The overall framework has also been introduced in London City Airport. And, in recognition of its CEO’s Irish origins, we have used the shamrock (above) as a motif for summarising it!
As it stands, there is, as yet, no common agreed framework for leadership that runs across the sector. Not surprisingly, airports have tended to develop their own models of leadership and own competencies that they believe are unique to them.
After all, airport leaders operate under different business models and don’t all have the same degree of freedom. They have different owners, operate under different models, in different circumstances and with very different sizes and complexity.
Despite these differences, all airports carry out the same principal functions. As the tutors on ACI World’s strategic HR programme, we find that despite coming from many different backgrounds, our participants have more in common than they have differences.
And, industry leaders such as Dr Yiannis Paraschis, chairman ACI World, point out that while circumstances are very different in mature markets to the developing world, airports everywhere have increasingly become fully fledged businesses where it is important for leaders to have a business and entrepreneurial mindset when striving for performance in a regulated market.
There would be potential to develop this framework in a way that could be used more widely.
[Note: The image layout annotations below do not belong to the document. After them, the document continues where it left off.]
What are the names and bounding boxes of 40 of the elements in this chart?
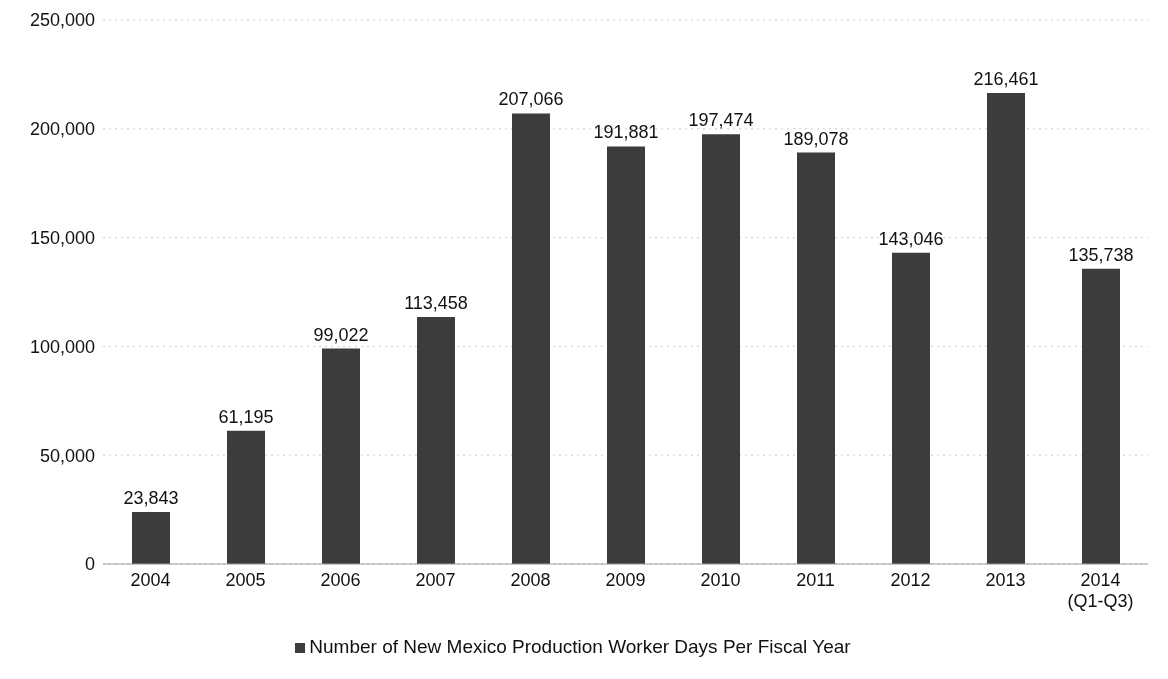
legend-label: Number of New Mexico Production Worker Days Per Fiscal Year xyxy=(309,636,851,657)
bar xyxy=(322,348,360,564)
bar xyxy=(512,113,550,564)
y-tick-label: 0 xyxy=(84,554,95,575)
x-tick-label: 2013 xyxy=(985,570,1026,590)
x-tick-label: 2011 xyxy=(796,570,835,590)
data-label: 61,195 xyxy=(218,406,274,427)
bar xyxy=(417,317,455,564)
y-tick-label: 250,000 xyxy=(29,10,95,31)
x-tick-label: 2004 xyxy=(130,570,171,590)
x-tick-label: 2006 xyxy=(320,570,361,590)
bar xyxy=(1082,268,1120,564)
data-label: 191,881 xyxy=(593,122,659,143)
y-tick-label: 200,000 xyxy=(29,119,95,140)
data-label: 197,474 xyxy=(688,110,754,131)
data-label: 113,458 xyxy=(404,293,468,314)
y-tick-label: 100,000 xyxy=(29,336,95,357)
x-tick-label: 2008 xyxy=(510,570,551,590)
x-tick-label: 2012 xyxy=(890,570,931,590)
data-label: 143,046 xyxy=(878,228,944,249)
data-label: 189,078 xyxy=(783,128,849,149)
y-tick-label: 50,000 xyxy=(39,445,95,466)
bar xyxy=(987,92,1025,564)
bar xyxy=(702,134,740,564)
data-label: 23,843 xyxy=(123,488,179,509)
data-label: 207,066 xyxy=(498,89,564,110)
bar xyxy=(132,512,170,564)
x-tick-label: 2009 xyxy=(605,570,646,590)
bar xyxy=(227,430,265,564)
x-tick-label: 2007 xyxy=(415,570,456,590)
data-label: 99,022 xyxy=(313,324,369,345)
x-tick-label: 2014 (Q1-Q3) xyxy=(1067,570,1134,611)
data-label: 135,738 xyxy=(1068,244,1134,265)
x-tick-label: 2005 xyxy=(225,570,266,590)
y-tick-label: 150,000 xyxy=(29,227,95,248)
bar xyxy=(607,146,645,564)
x-tick-label: 2010 xyxy=(700,570,741,590)
bar xyxy=(892,252,930,564)
data-label: 216,461 xyxy=(973,68,1039,89)
bar xyxy=(797,152,835,564)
The model is generic enough to encompass most situations. The emphasis put on different competencies would vary from airport to airport, and other specific competencies could be added as required.
There would be great benefits for the sector if a broad cross sector framework could be developed as has been done in some of the most successful global multi-nationals. A common language would make it easier to identify and develop potentially talented people, transfer learning between airports, and facilitate staff exchanges and development.
Standards would be lifted as airports, particularly the smaller ones, begin to understand the leadership agenda more clearly.
Realistically, developing a shared understanding and agreement on a topic as difficult as leadership within the airport sector is always up for debate. And where best to do it than at our Leadership and Change Management Forum in Bologna in October this year where you can hear from experts in the field!
In the meantime, it is important for airports to recognise that leadership really matters, and take stock in the best way they can of the leadership talent they have at their disposal as well as what they will need in the future.